“I’ve seen blue skies before,” she said. “Wolff and Chryseis have a five-hour start on us. The Beller has a two-hour start. And all have a big world in which to get lost.”
He nodded and said, “There was no reason for Wolff and Chryseis to hang around here, since the gate is one-way. They’ll take off for the nearest two-way gate, which is in the Los Angeles area, if the gate still exists. If it doesn’t, then the closest ones will be in Kentucky or Hawaii. So we know where they should be going.”
He paused and wet his lips and then said, “As for the Beller, who knows? He could have gone anywhere or he may still be around here. He’s in an absolutely strange world, he doesn’t know anything about Earth, and he can’t speak any of the languages.”
“We don’t know what he looks like, but we’ll find him. I know the Bellers,” she said. “This one won’t cache his bell and then run away to hide with the idea he’ll come back later for it. A Beller cannot endure the idea of being very far away from his bell. He’ll carry it around as long as he can. And that will be our only means of identifying him.”
“I know,” Kickaha said. He was having trouble breathing, and his eyes were beginning to swim. Suddenly, he was weeping.
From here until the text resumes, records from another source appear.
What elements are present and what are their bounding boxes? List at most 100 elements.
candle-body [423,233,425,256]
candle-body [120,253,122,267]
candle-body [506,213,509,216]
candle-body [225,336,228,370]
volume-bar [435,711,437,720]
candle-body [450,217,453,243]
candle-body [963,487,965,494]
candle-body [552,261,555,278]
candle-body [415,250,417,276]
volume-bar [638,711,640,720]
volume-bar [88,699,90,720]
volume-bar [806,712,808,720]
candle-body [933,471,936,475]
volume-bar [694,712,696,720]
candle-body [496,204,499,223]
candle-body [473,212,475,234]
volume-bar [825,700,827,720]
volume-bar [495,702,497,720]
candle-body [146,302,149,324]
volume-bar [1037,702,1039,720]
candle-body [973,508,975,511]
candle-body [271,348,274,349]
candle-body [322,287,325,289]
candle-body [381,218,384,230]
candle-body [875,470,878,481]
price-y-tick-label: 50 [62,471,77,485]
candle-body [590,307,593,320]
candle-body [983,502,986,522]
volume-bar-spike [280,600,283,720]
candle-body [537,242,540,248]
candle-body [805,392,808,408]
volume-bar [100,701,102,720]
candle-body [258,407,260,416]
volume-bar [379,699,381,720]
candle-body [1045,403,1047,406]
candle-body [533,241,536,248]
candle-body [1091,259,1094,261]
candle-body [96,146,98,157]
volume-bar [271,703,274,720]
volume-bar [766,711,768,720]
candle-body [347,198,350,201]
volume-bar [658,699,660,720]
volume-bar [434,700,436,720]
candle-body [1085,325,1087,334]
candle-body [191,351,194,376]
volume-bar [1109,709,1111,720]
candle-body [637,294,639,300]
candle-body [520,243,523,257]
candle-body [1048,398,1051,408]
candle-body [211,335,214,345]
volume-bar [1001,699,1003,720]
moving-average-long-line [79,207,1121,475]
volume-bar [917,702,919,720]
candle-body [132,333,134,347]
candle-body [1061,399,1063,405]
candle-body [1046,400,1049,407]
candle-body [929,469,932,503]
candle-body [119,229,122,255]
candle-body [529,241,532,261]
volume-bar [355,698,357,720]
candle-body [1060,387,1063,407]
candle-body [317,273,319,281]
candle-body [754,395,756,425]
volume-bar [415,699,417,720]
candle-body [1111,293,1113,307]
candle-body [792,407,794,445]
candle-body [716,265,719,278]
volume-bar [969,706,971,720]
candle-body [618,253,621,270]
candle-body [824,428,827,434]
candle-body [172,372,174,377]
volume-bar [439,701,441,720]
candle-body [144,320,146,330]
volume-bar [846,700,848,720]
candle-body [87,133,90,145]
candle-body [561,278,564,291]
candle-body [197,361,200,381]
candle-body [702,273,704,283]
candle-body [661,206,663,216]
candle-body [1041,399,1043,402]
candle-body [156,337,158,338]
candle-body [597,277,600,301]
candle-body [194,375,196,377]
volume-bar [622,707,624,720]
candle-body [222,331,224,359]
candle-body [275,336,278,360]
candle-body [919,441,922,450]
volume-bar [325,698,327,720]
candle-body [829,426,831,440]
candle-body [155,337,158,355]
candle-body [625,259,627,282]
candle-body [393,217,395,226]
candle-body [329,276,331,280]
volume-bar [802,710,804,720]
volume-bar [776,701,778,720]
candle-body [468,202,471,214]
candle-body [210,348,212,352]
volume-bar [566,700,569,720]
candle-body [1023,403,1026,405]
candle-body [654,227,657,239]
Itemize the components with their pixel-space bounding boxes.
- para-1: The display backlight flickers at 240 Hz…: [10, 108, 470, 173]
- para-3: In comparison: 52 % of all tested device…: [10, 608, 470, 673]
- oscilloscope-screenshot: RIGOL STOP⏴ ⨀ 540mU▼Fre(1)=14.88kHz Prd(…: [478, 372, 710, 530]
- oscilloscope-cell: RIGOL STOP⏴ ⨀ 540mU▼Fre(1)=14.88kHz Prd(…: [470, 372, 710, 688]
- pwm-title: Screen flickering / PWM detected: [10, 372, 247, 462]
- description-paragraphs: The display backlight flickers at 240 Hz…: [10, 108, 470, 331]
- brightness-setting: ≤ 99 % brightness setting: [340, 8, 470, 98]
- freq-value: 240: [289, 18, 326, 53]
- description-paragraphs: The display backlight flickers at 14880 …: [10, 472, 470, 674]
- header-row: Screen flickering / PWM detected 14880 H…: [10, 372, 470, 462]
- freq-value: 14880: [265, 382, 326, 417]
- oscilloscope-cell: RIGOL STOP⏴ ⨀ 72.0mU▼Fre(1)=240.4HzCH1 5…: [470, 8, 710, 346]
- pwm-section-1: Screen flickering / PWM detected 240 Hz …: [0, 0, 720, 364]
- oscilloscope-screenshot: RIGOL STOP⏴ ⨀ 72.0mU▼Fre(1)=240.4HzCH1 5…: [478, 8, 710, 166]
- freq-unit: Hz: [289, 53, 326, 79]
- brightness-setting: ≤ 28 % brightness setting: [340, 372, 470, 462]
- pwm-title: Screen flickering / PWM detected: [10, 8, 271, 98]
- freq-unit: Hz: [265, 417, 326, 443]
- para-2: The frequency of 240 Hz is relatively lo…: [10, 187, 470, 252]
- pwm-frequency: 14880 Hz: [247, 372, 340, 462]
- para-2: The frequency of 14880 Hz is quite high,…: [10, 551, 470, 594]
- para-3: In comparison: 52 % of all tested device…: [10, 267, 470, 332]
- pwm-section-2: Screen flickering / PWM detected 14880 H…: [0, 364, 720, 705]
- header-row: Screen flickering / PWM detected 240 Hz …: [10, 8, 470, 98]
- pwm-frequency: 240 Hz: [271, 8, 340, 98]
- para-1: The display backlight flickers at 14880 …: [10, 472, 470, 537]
Anana was alarmed for a minute, and then she said, “Cry! I did it when I went back to my home world once. I thought I was dry forever, that tears were for mortals. But coming back home after so long exposed my weakness.”
Kickaha dried his tears and took his canteen from his belt, uncapped it and drank deeply.
“I love my world, the green-skied world,” he said. “I don’t like Earth; I don’t remember it with much affection. But I guess I had more love for it than I thought. I’ll admit that, every once in a while, I had some nostalgia, some faint longing to see it again, see the people I knew. But. . .”
Below them, perhaps a thousand feet down, a two-lane macadam road curbed around the side of the mountain and continued upward until it was lost around the other side. A car appeared on the upgrade, sped below them, and then was lost with the road. Kickaha’s eyes widened, and he said, “I never saw a car like that before. It looked like a little bug. A beetle!”
A hawk swung into view and, riding the currents, passed before them not more than a hundred yards.
Kickaha was delighted, “The first red-tail I’ve seen since I left Indiana!”
He stepped out onto the ledge, forgetting for a second, but a second only, his caution. Then he jumped back in under the protection of the overhang. He motioned to Anana, and she went to one end of the ledge and looked out while he did so at the other.
There was nobody below, as far as he could see, though the many trees could conceal anybody who did not want to be seen. He went out a little further and looked upward then but could not see past the overhang. The way down was not apparent at first, but investigation revealed projections just below the right side of the ledge. These would have to do for a start, and, once they began climbing down, other hand and footholds had to appear.
Kickaha eased himself backward over the ledge, feeling with his foot for a projection. Then he pulled himself back up and lay down on the ledge and again scrutinized the road and the forest a thousand feet below. A number of bluejays had started screaming somewhere below him; the air acted as a funnel to siphon the faint cries to him.
He took a pair of small binoculars from his shirt pocket and adjusted three dials on their surface. Then he removed an earphone and a thin wire with a male jack on one end and plugged the jack into the receptacle on the side of the binoculars. He began to sweep the forest below and eventually centered it on that spot where the jays were raising such a ruckus.